近日，美国斯坦福大学医学院教授Wah Chiu及其研究团队揭示了RNA的低温电子显微镜显示的复杂水网络。相关论文发表在2025年3月11日出版的《自然》杂志上。

在这项研究中，研究组通过低温电子显微镜（cryo-EM）研究了水的高度溶剂化分子，四膜核酶，测定在2.2和2.3 决议。通过采用一种结合可分辨性和化学参数的分割引导水和离子模型（SWIM）17,18，该研究团队自动模拟和交叉验证了核酶核心中的水分子和Mg²⁺离子，揭示了水在介导RNA非规范相互作用中的广泛参与。出乎意料的是，在SWIM没有模拟有序水的地区，小组在两个低温电镜图中观察到高度相似的密度。在许多这些区域，低温电磁密度与分子动力学（MD）预测的复杂水网络叠加，支持它们作为水的分配，并为它们对传统原子坐标模型的适用性提出了生物物理学解释。他们的研究展示了一种通过低温电镜图密度、统计和化学指标以及MD模拟来揭示生物分子周围刚性和柔性水的方法。

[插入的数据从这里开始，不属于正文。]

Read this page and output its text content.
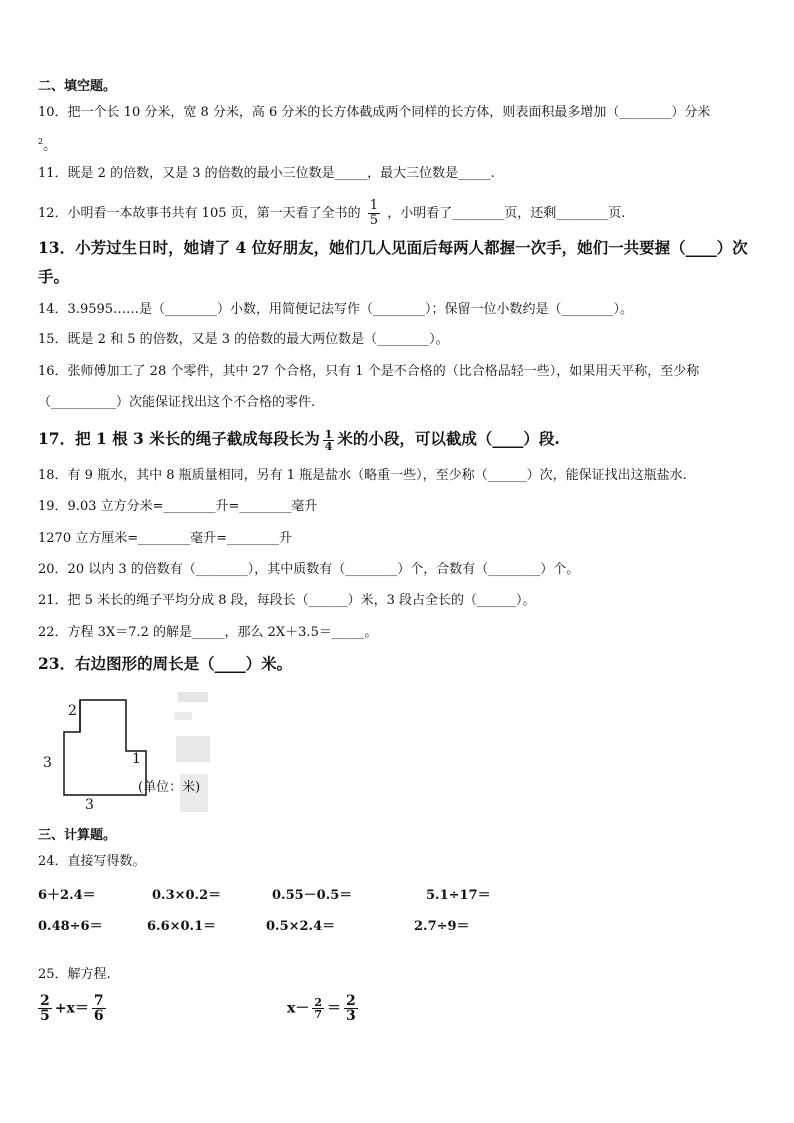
二、填空题。
10．把一个长 10 分米，宽 8 分米，高 6 分米的长方体截成两个同样的长方体，则表面积最多增加（________）分米
$^2$。
11．既是 2 的倍数，又是 3 的倍数的最小三位数是_____，最大三位数是_____.
12．小明看一本故事书共有 105 页，第一天看了全书的 $\frac{1}{5}$ ，小明看了________页，还剩________页.
13．小芳过生日时，她请了 4 位好朋友，她们几人见面后每两人都握一次手，她们一共要握（____）次
手。
14．3.9595……是（________）小数，用简便记法写作（________）；保留一位小数约是（________）。
15．既是 2 和 5 的倍数，又是 3 的倍数的最大两位数是（________）。
16．张师傅加工了 28 个零件，其中 27 个合格，只有 1 个是不合格的（比合格品轻一些），如果用天平称，至少称
（__________）次能保证找出这个不合格的零件.
17．把 1 根 3 米长的绳子截成每段长为 $\frac{1}{4}$ 米的小段，可以截成（____）段.
18．有 9 瓶水，其中 8 瓶质量相同，另有 1 瓶是盐水（略重一些），至少称（______）次，能保证找出这瓶盐水.
19．9.03 立方分米=________升=________毫升
1270 立方厘米=________毫升=________升
20．20 以内 3 的倍数有（________），其中质数有（________）个，合数有（________）个。
21．把 5 米长的绳子平均分成 8 段，每段长（______）米，3 段占全长的（______）。
22．方程 3X＝7.2 的解是_____，那么 2X＋3.5＝_____。
23．右边图形的周长是（____）米。
2
3	1
3
(单位：米)
三、计算题。
24．直接写得数。
6＋2.4＝	0.3×0.2＝	0.55－0.5＝	5.1÷17＝
0.48÷6＝	6.6×0.1＝	0.5×2.4＝	2.7÷9＝
25．解方程.
$\frac{2}{5} +x= \frac{7}{6}$	$x- \frac{2}{7} = \frac{2}{3}$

据了解，生物分子的稳定性和功能直接受到它们与水的无数相互作用的影响。

附：英文原文

Title: Complex water networks visualized by cryogenic electron microscopy of RNA

Author: Kretsch, Rachael C., Li, Shanshan, Pintilie, Grigore, Palo, Michael Z., Case, David A., Das, Rhiju, Zhang, Kaiming, Chiu, Wah

Issue&Volume: 2025-03-11

Abstract: The stability and function of biomolecules are directly influenced by their myriad interactions with water1–16. In this study, we investigated water through cryogenic electron microscopy (cryo-EM) on a highly solvated molecule, the Tetrahymena ribozyme, determined at 2.2 and 2.3 resolutions. By employing segmentation-guided water and ion modeling (SWIM)17,18, an approach combining resolvability and chemical parameters, we automatically modeled and cross-validated water molecules and Mg²⁺ ions in the ribozyme core, revealing the extensive involvement of water in mediating RNA non-canonical interactions. Unexpectedly, in regions where SWIM does not model ordered water, we observed highly similar densities in both cryo-EM maps. In many of these regions, the cryo-EM densities superimpose with complex water networks predicted by molecular dynamics (MD), supporting their assignment as water and suggesting a biophysical explanation for their elusiveness to conventional atomic coordinate modeling. Our study demonstrates an approach to unveil both rigid and flexible waters that surround biomolecules through cryo-EM map densities, statistical and chemical metrics, and MD simulations.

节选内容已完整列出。